The scientific community has also responded to these challenges, with several promising advances. For instance, research into epigenetic markers associated with prostate cancer has yielded tests that analyze DNA methylation patterns and other modifications, potentially offering improved specificity (reviewed in 6). Simultaneously, risk calculators have been developed that incorporate multiple factors including age, family history, previous PSA results, and ethnicity; these are designed to offer more personalized screening approaches than one-size-fits-all PSA thresholds (reviewed in 7).

Advancing prostate cancer screening: Innovative technologies and patient-centered approaches

Since 2018, Sweden’s OPT program has been working to standardize and optimize PSA testing across most healthcare regions in Sweden. Despite the program’s established infrastructure and national coordination, participation remains a significant challenge, with only 35% of invited men currently participating in screening. This persistent low participation rate has driven newer approaches to improve access and engagement.
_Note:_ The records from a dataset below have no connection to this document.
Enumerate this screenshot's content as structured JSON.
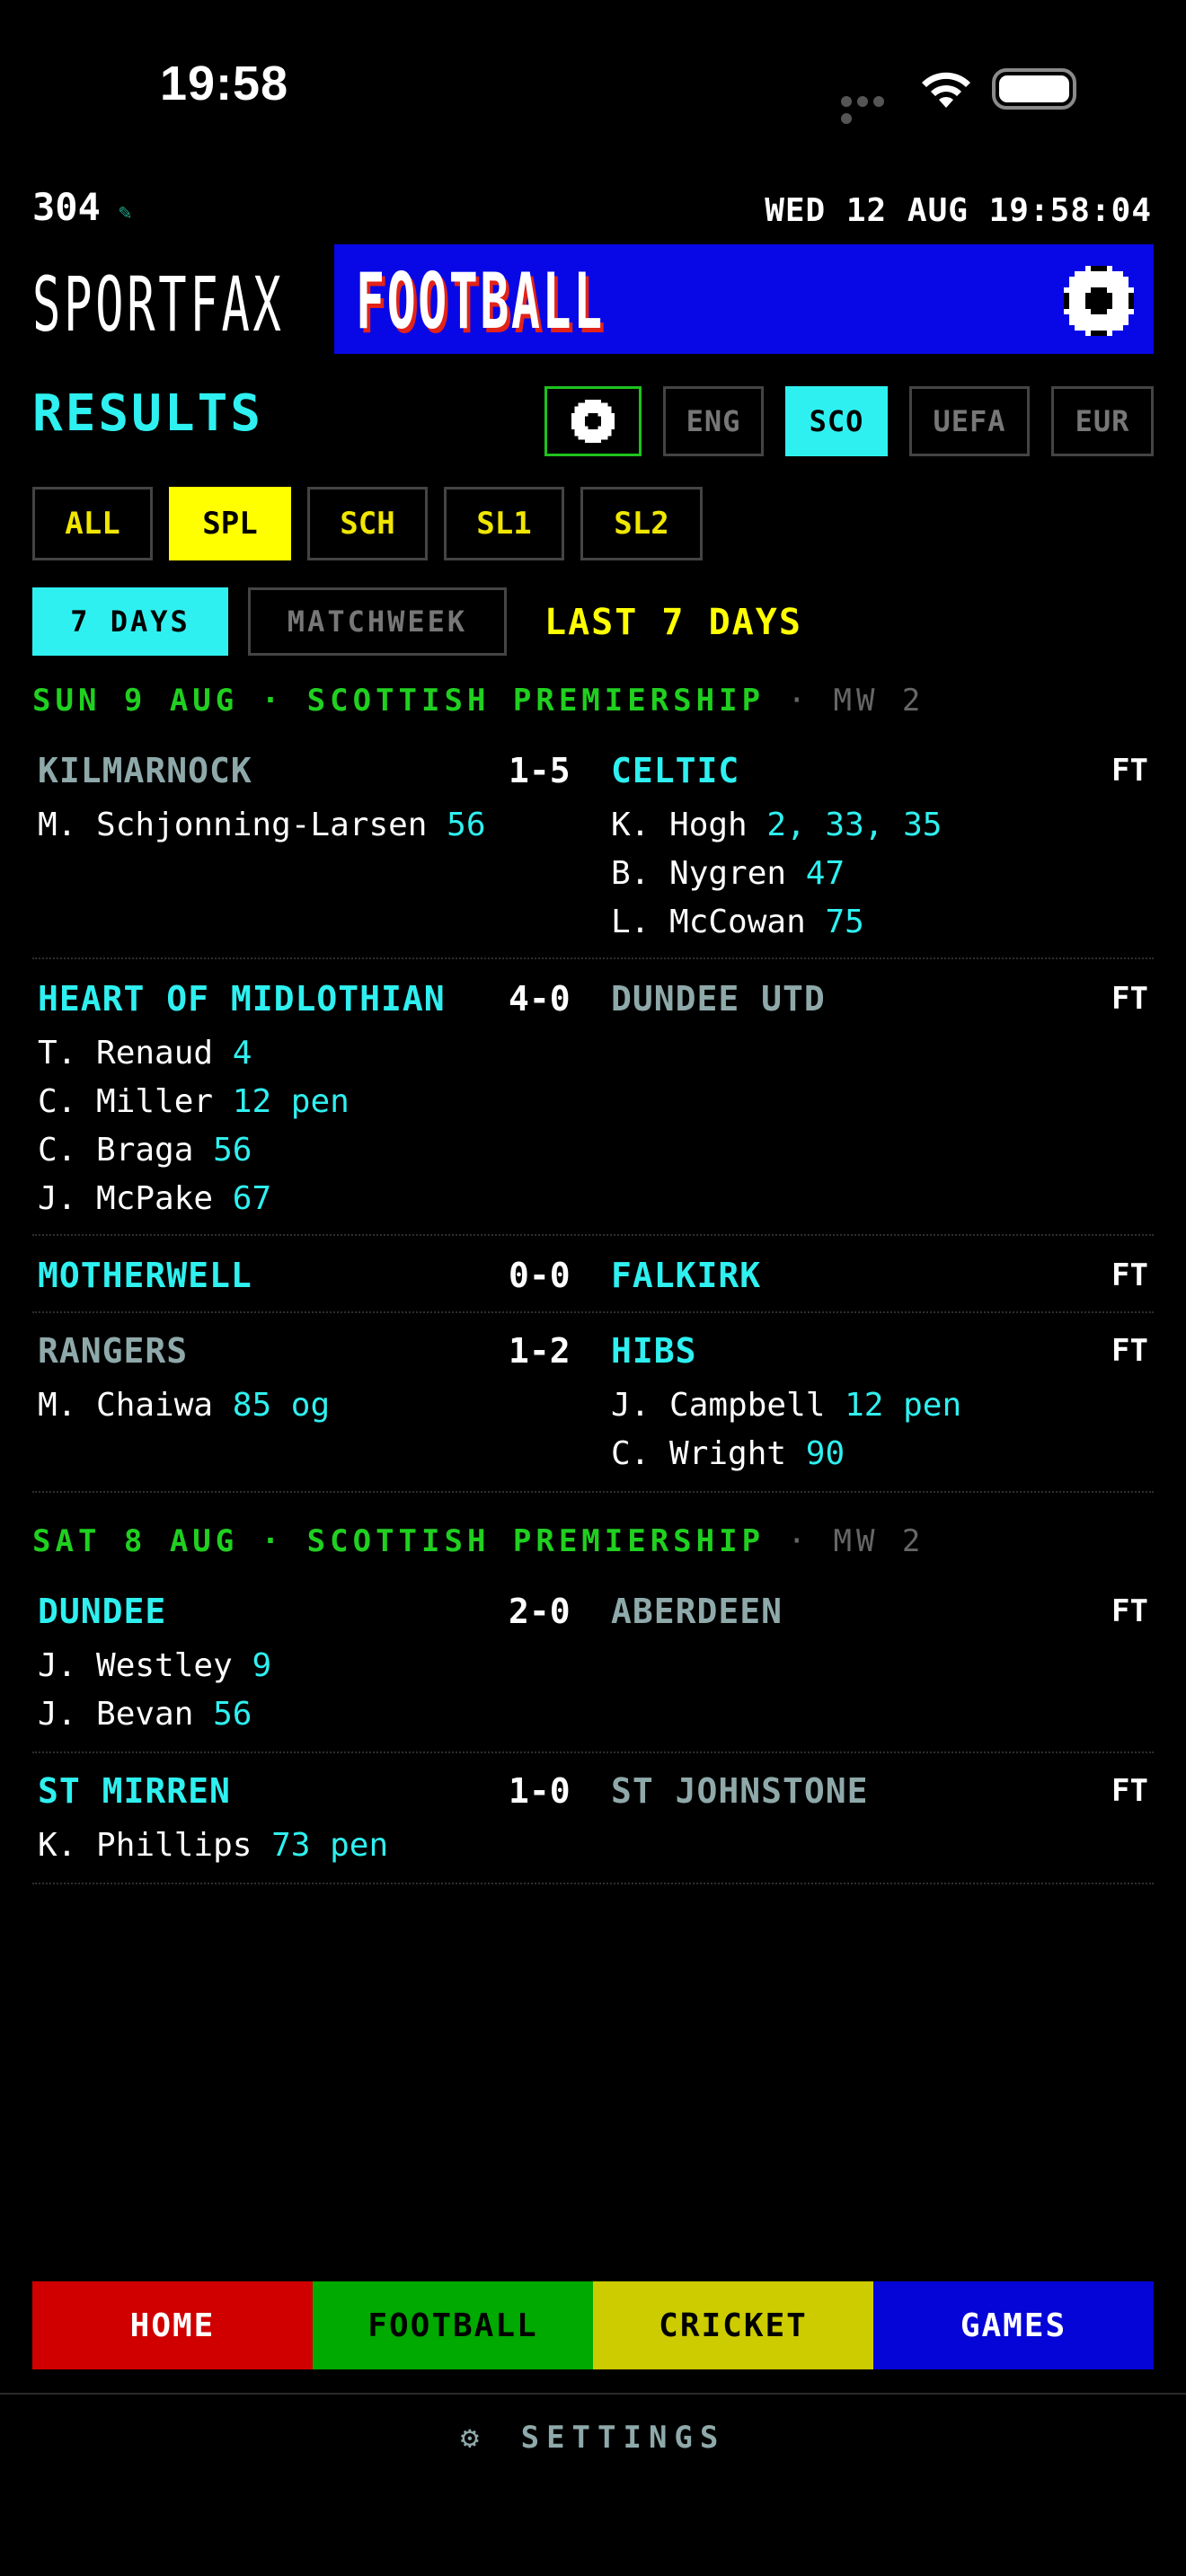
{
  "status_bar": {
    "time": "19:58"
  },
  "page_number": "304",
  "datetime": "WED 12 AUG 19:58:04",
  "brand": "SPORTFAX",
  "banner_title": "FOOTBALL",
  "results_title": "RESULTS",
  "region_tabs": [
    "ENG",
    "SCO",
    "UEFA",
    "EUR"
  ],
  "region_active": "SCO",
  "competition_filters": [
    "ALL",
    "SPL",
    "SCH",
    "SL1",
    "SL2"
  ],
  "competition_active": "SPL",
  "modes": [
    "7 DAYS",
    "MATCHWEEK"
  ],
  "range_label": "LAST 7 DAYS",
  "sections": [
    {
      "date": "SUN 9 AUG",
      "competition": "SCOTTISH PREMIERSHIP",
      "mw": "MW 2",
      "matches": [
        {
          "home": "KILMARNOCK",
          "score": "1-5",
          "away": "CELTIC",
          "status": "FT",
          "home_scorers": [
            {
              "name": "M. Schjonning-Larsen",
              "mins": "56"
            }
          ],
          "away_scorers": [
            {
              "name": "K. Hogh",
              "mins": "2, 33, 35"
            },
            {
              "name": "B. Nygren",
              "mins": "47"
            },
            {
              "name": "L. McCowan",
              "mins": "75"
            }
          ]
        },
        {
          "home": "HEART OF MIDLOTHIAN",
          "score": "4-0",
          "away": "DUNDEE UTD",
          "status": "FT",
          "home_scorers": [
            {
              "name": "T. Renaud",
              "mins": "4"
            },
            {
              "name": "C. Miller",
              "mins": "12 pen"
            },
            {
              "name": "C. Braga",
              "mins": "56"
            },
            {
              "name": "J. McPake",
              "mins": "67"
            }
          ],
          "away_scorers": []
        },
        {
          "home": "MOTHERWELL",
          "score": "0-0",
          "away": "FALKIRK",
          "status": "FT",
          "home_scorers": [],
          "away_scorers": []
        },
        {
          "home": "RANGERS",
          "score": "1-2",
          "away": "HIBS",
          "status": "FT",
          "home_scorers": [
            {
              "name": "M. Chaiwa",
              "mins": "85 og"
            }
          ],
          "away_scorers": [
            {
              "name": "J. Campbell",
              "mins": "12 pen"
            },
            {
              "name": "C. Wright",
              "mins": "90"
            }
          ]
        }
      ]
    },
    {
      "date": "SAT 8 AUG",
      "competition": "SCOTTISH PREMIERSHIP",
      "mw": "MW 2",
      "matches": [
        {
          "home": "DUNDEE",
          "score": "2-0",
          "away": "ABERDEEN",
          "status": "FT",
          "home_scorers": [
            {
              "name": "J. Westley",
              "mins": "9"
            },
            {
              "name": "J. Bevan",
              "mins": "56"
            }
          ],
          "away_scorers": []
        },
        {
          "home": "ST MIRREN",
          "score": "1-0",
          "away": "ST JOHNSTONE",
          "status": "FT",
          "home_scorers": [
            {
              "name": "K. Phillips",
              "mins": "73 pen"
            }
          ],
          "away_scorers": []
        }
      ]
    }
  ],
  "bottom_nav": [
    "HOME",
    "FOOTBALL",
    "CRICKET",
    "GAMES"
  ],
  "settings_label": "SETTINGS",
  "colors": {
    "accent": "#2ff0f0",
    "banner": "#0808e6",
    "section_green": "#20d020",
    "filter_yellow": "#ffff00"
  }
}
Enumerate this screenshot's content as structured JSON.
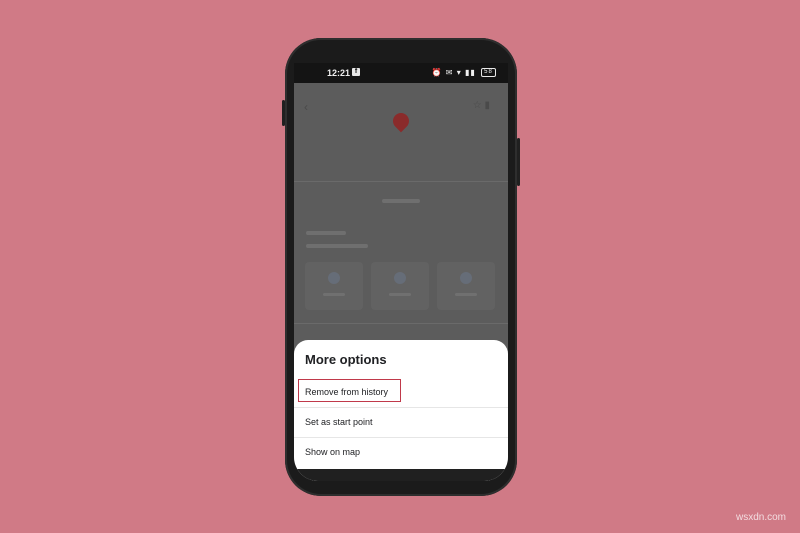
{
  "status_bar": {
    "time": "12:21",
    "app_badge": "f",
    "icons": "⏰ ✉ ▾ ▮▮",
    "battery": "58"
  },
  "sheet": {
    "title": "More options",
    "options": [
      {
        "label": "Remove from history",
        "highlighted": true
      },
      {
        "label": "Set as start point",
        "highlighted": false
      },
      {
        "label": "Show on map",
        "highlighted": false
      }
    ]
  },
  "icons": {
    "back": "‹",
    "save": "☆ ▮"
  },
  "watermark": "wsxdn.com",
  "colors": {
    "background": "#d07a86",
    "highlight": "#c0394a",
    "sheet": "#ffffff"
  }
}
The OPT program, which targets men 50 years and older, has consistently demonstrated the potential to reduce prostate cancer mortality. Preliminary analyses suggest that increasing participation to 50% could prevent 18 deaths from prostate cancer in the northern region alone, potentially extending life expectancy by an average of 8 years after just one year of testing.

Building on this foundation, newer sampling options such as Capitainer’s quantitative dried blood spot (qDBS) devices offer promising solutions to increase participation rates in screening programs, particularly for men in rural areas or those with limited mobility. Their volumetric devices allows precise blood volume collection via a simple finger prick at home, directly addressing key challenges such as geographic distance and the time constraints faced by working-aged men.

Conclusion

PSA testing remains a critical tool in prostate cancer detection and monitoring, despite its limitations. As medical technologies advance, the focus is on creating more precise, personalized, and accessible screening methods. Newer approaches like microsampling and sophisticated imaging techniques demonstrate the medical community’s commitment to balancing early detection benefits with the risks of overdiagnosis and overtreatment.

The ongoing evolution of PSA testing reflects a broader trend towards more patient-centered, technologically advanced healthcare, offering hope for earlier detection, more informed decision-making, and ultimately, improved patient outcomes.

References

1. Bratt O, Carlsson S, Fransson P, et al. Swedish National Prostate Cancer Guidelines Group. The Swedish national guidelines on prostate cancer, part 1: early detection, diagnostics, staging, patient support and primary management of non-metastatic disease. Scand J Urol. 2022 Aug;56(4):265-273.
2. Catalona WJ. History of the discovery and clinical translation of prostate-specific antigen. Asian J Urol. 2014 Oct;1(1):12-14.
3. James ND, Tannock I, N’Dow J, et al. The Lancet Commission on prostate cancer: planning for the surge in cases. Lancet. 2024 Apr 27;403(10437):1683-1722.
4. Denijs FB, Van Poppel H, Stenzl A, et al. PSA testing in primary care: is it time to change our practice? BMC Prim Care. 2024 Dec 26;25(1):436.
5. Cornford P, van den Bergh RCN, Briers E, et al. EAU-EANM-ESTRO-ESUR-ISUP-SIOG Guidelines on Prostate Cancer-2024 Update. Part I: Screening, Diagnosis, and Local Treatment with Curative Intent. Eur Urol. 2024 Aug;86(2):148-163.
6. Conteduca V, Hess J, Yamada Y, et al. Epigenetics in prostate cancer: clinical implications. Transl Androl Urol. 2021 Jul;10(7):3104-3116.
7. Denijs FB, van Harten MJ, Meenderink JJL, et al. Risk calculators for the detection of prostate cancer: a systematic review. Prostate Cancer Prostatic Dis. 2024 Sep;27(3):544-557.